Optimization and Statistics in Data Fusion
- Overview of the optimization strategies used in Data Fusion, focusing on heuristic rather than cost-based methods.
- Discussion on the absence of extensive statistics in Data Fusion's catalog and its impact on optimization capabilities.
- Consideration of parallel operations and their effect on concurrency and contention.
"There's no cost-based optimizer in there... there's a bunch of heuristic reorders."
- Data Fusion relies on heuristic optimizations rather than cost-based methods due to limited statistics.
"When you parallelize these operations on multiple cores... reshuffle data especially when it does hash partitioning... is definitely a compute-intensive operation."
- Parallel operations, especially data reshuffling, are computationally intensive and require careful management to avoid contention.
Future Directions and Community Involvement
- Encouragement for community contributions to enhance Data Fusion, particularly in areas like high cardinality aggregation.
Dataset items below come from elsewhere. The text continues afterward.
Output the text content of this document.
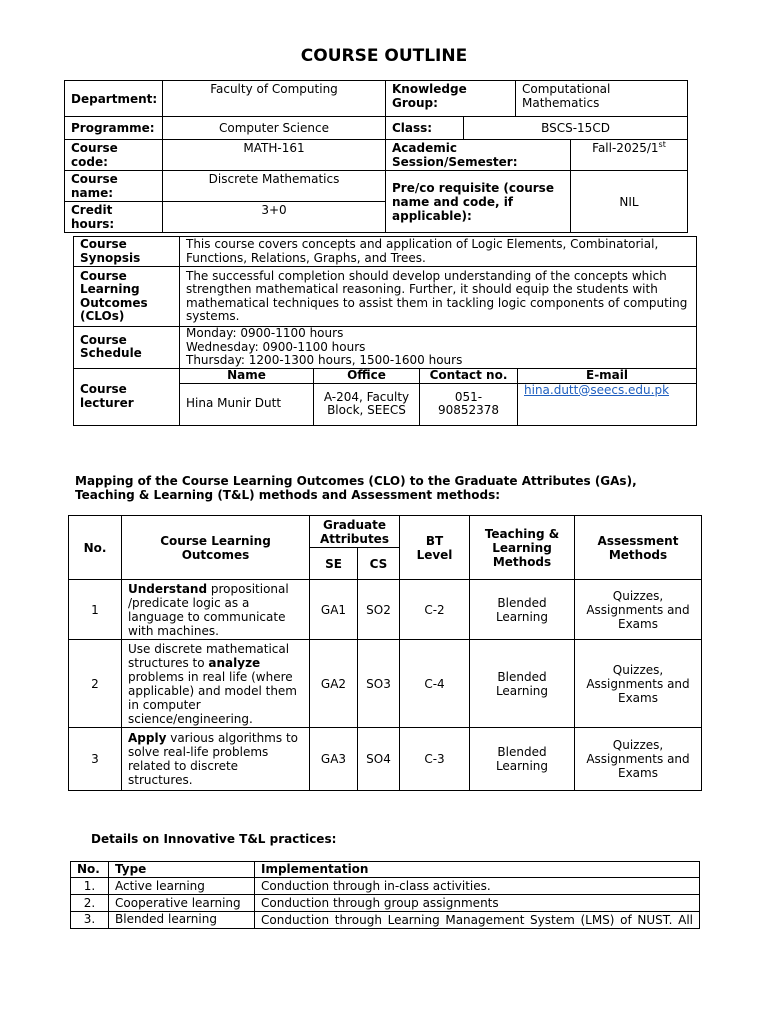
COURSE OUTLINE
Department:	Faculty of Computing	Knowledge Group:		Computational Mathematics	
Programme:	Computer Science	Class:	BSCS-15CD		
Course code:	MATH-161	Academic Session/Semester:			Fall-2025/1st
Course name:	Discrete Mathematics	Pre/co requisite (course name and code, if applicable):			NIL
Credit hours:	3+0				
Course Synopsis	This course covers concepts and application of Logic Elements, Combinatorial, Functions, Relations, Graphs, and Trees.			
Course Learning Outcomes (CLOs)	The successful completion should develop understanding of the concepts which strengthen mathematical reasoning. Further, it should equip the students with mathematical techniques to assist them in tackling logic components of computing systems.			
Course Schedule	Monday: 0900-1100 hours
Wednesday: 0900-1100 hours
Thursday: 1200-1300 hours, 1500-1600 hours			

Course lecturer	Name	Office	Contact no.	E-mail
	Hina Munir Dutt	A-204, Faculty Block, SEECS	051-90852378	hina.dutt@seecs.edu.pk
Mapping of the Course Learning Outcomes (CLO) to the Graduate Attributes (GAs), Teaching & Learning (T&L) methods and Assessment methods:
No.	Course Learning Outcomes	Graduate Attributes		BT Level	Teaching & Learning Methods	Assessment Methods
		SE	CS			
1	Understand propositional /predicate logic as a language to communicate with machines.	GA1	SO2	C-2	Blended Learning	Quizzes, Assignments and Exams
2	Use discrete mathematical structures to analyze problems in real life (where applicable) and model them in computer science/engineering.	GA2	SO3	C-4	Blended Learning	Quizzes, Assignments and Exams
3	Apply various algorithms to solve real-life problems related to discrete structures.	GA3	SO4	C-3	Blended Learning	Quizzes, Assignments and Exams
Details on Innovative T&L practices:
No.	Type	Implementation
1.	Active learning	Conduction through in-class activities.
2.	Cooperative learning	Conduction through group assignments
3.	Blended learning	Conduction through Learning Management System (LMS) of NUST. All
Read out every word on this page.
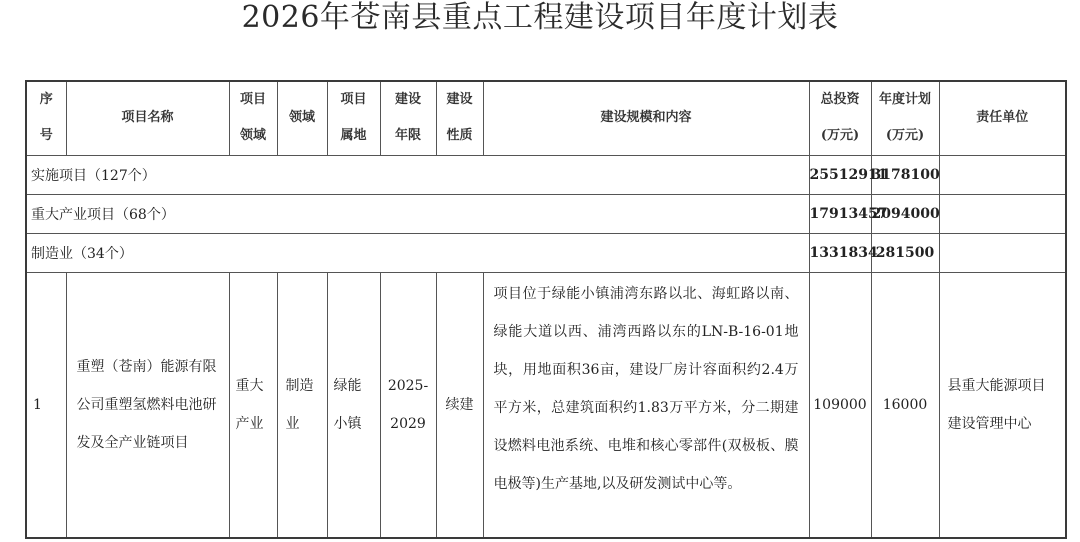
2026年苍南县重点工程建设项目年度计划表
序号	项目名称	项目领域	领域	项目属地	建设年限	建设性质	建设规模和内容	总投资(万元)	年度计划(万元)	责任单位
实施项目（127个）								25512911	3178100	
重大产业项目（68个）								17913457	2094000	
制造业（34个）								1331834	281500	
1	重塑（苍南）能源有限公司重塑氢燃料电池研发及全产业链项目	重大产业	制造业	绿能小镇	2025-2029	续建	项目位于绿能小镇浦湾东路以北、海虹路以南、绿能大道以西、浦湾西路以东的LN-B-16-01地块，用地面积36亩，建设厂房计容面积约2.4万平方米，总建筑面积约1.83万平方米，分二期建设燃料电池系统、电堆和核心零部件(双极板、膜电极等)生产基地,以及研发测试中心等。	109000	16000	县重大能源项目建设管理中心
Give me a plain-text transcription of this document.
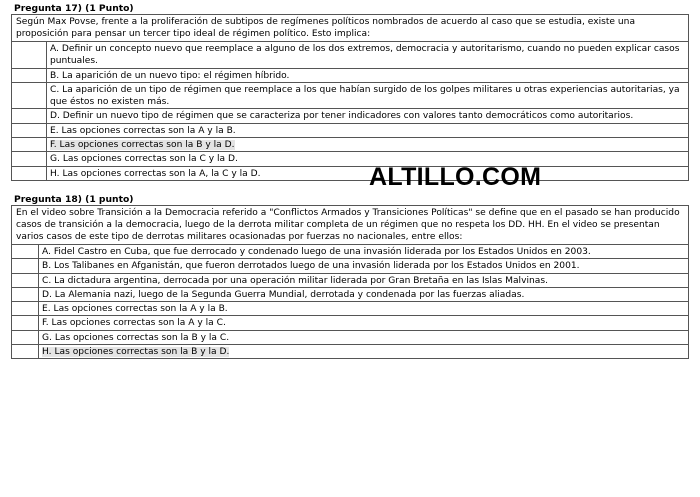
Pregunta 17) (1 Punto)
Según Max Povse, frente a la proliferación de subtipos de regímenes políticos nombrados de acuerdo al caso que se estudia, existe una proposición para pensar un tercer tipo ideal de régimen político. Esto implica:
A. Definir un concepto nuevo que reemplace a alguno de los dos extremos, democracia y autoritarismo, cuando no pueden explicar casos puntuales.
B. La aparición de un nuevo tipo: el régimen híbrido.
C. La aparición de un tipo de régimen que reemplace a los que habían surgido de los golpes militares u otras experiencias autoritarias, ya que éstos no existen más.
D. Definir un nuevo tipo de régimen que se caracteriza por tener indicadores con valores tanto democráticos como autoritarios.
E. Las opciones correctas son la A y la B.
F. Las opciones correctas son la B y la D.
G. Las opciones correctas son la C y la D.
H. Las opciones correctas son la A, la C y la D.	ALTILLO.COM
Pregunta 18) (1 punto)
En el video sobre Transición a la Democracia referido a "Conflictos Armados y Transiciones Políticas" se define que en el pasado se han producido casos de transición a la democracia, luego de la derrota militar completa de un régimen que no respeta los DD. HH. En el video se presentan varios casos de este tipo de derrotas militares ocasionadas por fuerzas no nacionales, entre ellos:
A. Fidel Castro en Cuba, que fue derrocado y condenado luego de una invasión liderada por los Estados Unidos en 2003.
B. Los Talibanes en Afganistán, que fueron derrotados luego de una invasión liderada por los Estados Unidos en 2001.
C. La dictadura argentina, derrocada por una operación militar liderada por Gran Bretaña en las Islas Malvinas.
D. La Alemania nazi, luego de la Segunda Guerra Mundial, derrotada y condenada por las fuerzas aliadas.
E. Las opciones correctas son la A y la B.
F. Las opciones correctas son la A y la C.
G. Las opciones correctas son la B y la C.
H. Las opciones correctas son la B y la D.
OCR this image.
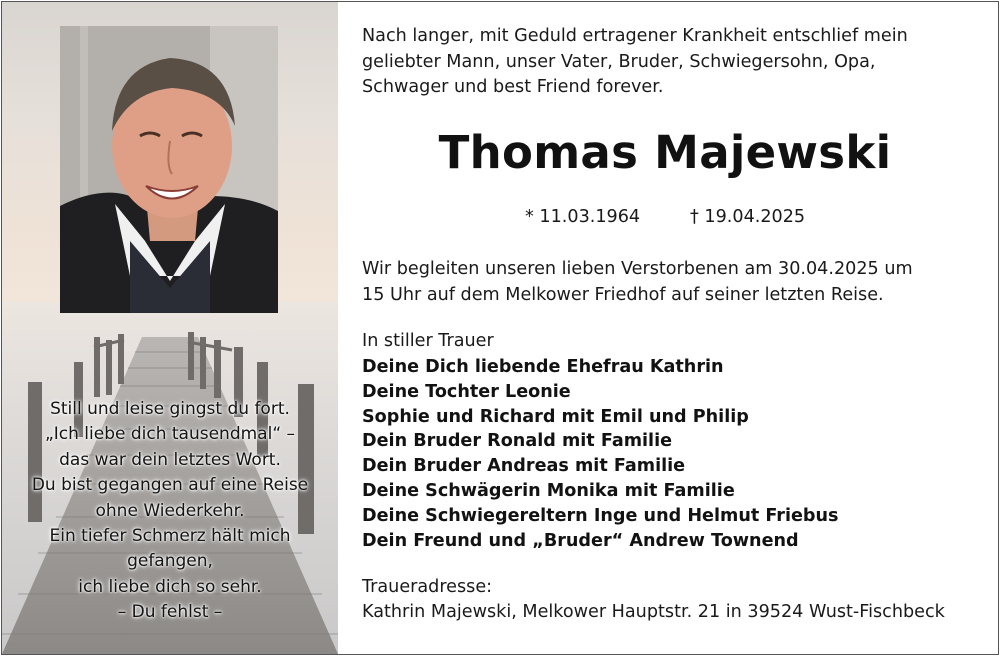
Still und leise gingst du fort.
„Ich liebe dich tausendmal“ –
das war dein letztes Wort.
Du bist gegangen auf eine Reise
ohne Wiederkehr.
Ein tiefer Schmerz hält mich
gefangen,
ich liebe dich so sehr.
– Du fehlst –
Nach langer, mit Geduld ertragener Krankheit entschlief mein
geliebter Mann, unser Vater, Bruder, Schwiegersohn, Opa,
Schwager und best Friend forever.
Thomas Majewski
* 11.03.1964	† 19.04.2025
Wir begleiten unseren lieben Verstorbenen am 30.04.2025 um
15 Uhr auf dem Melkower Friedhof auf seiner letzten Reise.
In stiller Trauer
Deine Dich liebende Ehefrau Kathrin
Deine Tochter Leonie
Sophie und Richard mit Emil und Philip
Dein Bruder Ronald mit Familie
Dein Bruder Andreas mit Familie
Deine Schwägerin Monika mit Familie
Deine Schwiegereltern Inge und Helmut Friebus
Dein Freund und „Bruder“ Andrew Townend
Traueradresse:
Kathrin Majewski, Melkower Hauptstr. 21 in 39524 Wust-Fischbeck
- Mention of ongoing projects like OPD (a new query project based on Data Fusion) and potential collaborations.
- Call for more involvement and investment to drive innovation and improvements in Data Fusion.
"I'm trying to coax the same kind of excitement around Data Fusion to get the same level of investment."
- There is a need for increased community engagement and investment to drive improvements in Data Fusion.
"We'd love to make it easier for you to do whatever you're doing... we'd love to collaborate more."
- Open invitation for collaboration and contributions to enhance Data Fusion's capabilities and performance.